Janatova J, Gobel R J
J Immunol Methods. 1985 Dec 17;85(1):17-26. doi: 10.1016/0022-1759(85)90270-4.
The degree of the activation and fragmentation of C4 and C3, including chain structure of the activation products, was evaluated by SDS-PAGE analysis of the C4 or C3 antigens that were withdrawn from the reaction media with appropriate immunoadsorbent beads. Full activation of C4 and C3, and subsequent quantitative conversion of C4b into C4c, and C3b into iC3b took place in fresh NHS after the activation of complement with both aggIgG and CVF. For complete conversion of iC3b to C3c erythrocytes carrying the C3b receptor were added to the already activated serum. Both C4c and C3c were isolated by a 2-step procedure involving (i) an adsorption to and (ii) electrophoretic desorption from the respective immunoadsorbent beads.

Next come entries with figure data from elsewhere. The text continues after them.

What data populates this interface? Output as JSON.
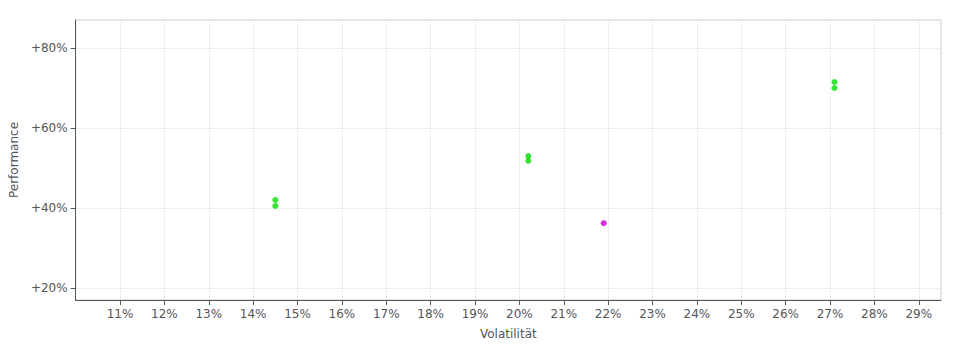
{
  "chart_data": {
    "type": "scatter",
    "xlabel": "Volatilität",
    "ylabel": "Performance",
    "xlim": [
      0.1,
      0.295
    ],
    "ylim": [
      0.17,
      0.87
    ],
    "xticks": [
      {
        "value": 0.11,
        "label": "11%"
      },
      {
        "value": 0.12,
        "label": "12%"
      },
      {
        "value": 0.13,
        "label": "13%"
      },
      {
        "value": 0.14,
        "label": "14%"
      },
      {
        "value": 0.15,
        "label": "15%"
      },
      {
        "value": 0.16,
        "label": "16%"
      },
      {
        "value": 0.17,
        "label": "17%"
      },
      {
        "value": 0.18,
        "label": "18%"
      },
      {
        "value": 0.19,
        "label": "19%"
      },
      {
        "value": 0.2,
        "label": "20%"
      },
      {
        "value": 0.21,
        "label": "21%"
      },
      {
        "value": 0.22,
        "label": "22%"
      },
      {
        "value": 0.23,
        "label": "23%"
      },
      {
        "value": 0.24,
        "label": "24%"
      },
      {
        "value": 0.25,
        "label": "25%"
      },
      {
        "value": 0.26,
        "label": "26%"
      },
      {
        "value": 0.27,
        "label": "27%"
      },
      {
        "value": 0.28,
        "label": "28%"
      },
      {
        "value": 0.29,
        "label": "29%"
      }
    ],
    "yticks": [
      {
        "value": 0.2,
        "label": "+20%"
      },
      {
        "value": 0.4,
        "label": "+40%"
      },
      {
        "value": 0.6,
        "label": "+60%"
      },
      {
        "value": 0.8,
        "label": "+80%"
      }
    ],
    "grid": true,
    "series": [
      {
        "color": "#00dd00",
        "marker": "circle",
        "x": [
          0.145,
          0.145,
          0.202,
          0.202,
          0.271,
          0.271
        ],
        "values": [
          0.405,
          0.42,
          0.518,
          0.53,
          0.7,
          0.715
        ]
      },
      {
        "color": "#cc00cc",
        "marker": "circle",
        "x": [
          0.219
        ],
        "values": [
          0.362
        ]
      }
    ]
  }
}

通过用适当的免疫吸附珠从反应介质中提取C4或C3抗原进行SDS-PAGE分析,评估C4和C3的激活程度和片段化情况,包括激活产物的链结构。在用聚集免疫球蛋白G(aggIgG)和眼镜蛇毒因子(CVF)激活补体后,新鲜正常人血清(NHS)中发生了C4和C3的完全激活,随后C4b定量转化为C4c,C3b定量转化为iC3b。为了使iC3b完全转化为C3c,将携带C3b受体的红细胞加入到已经激活的血清中。C4c和C3c均通过两步法分离,第一步是吸附到各自的免疫吸附珠上,第二步是从免疫吸附珠上进行电泳解吸。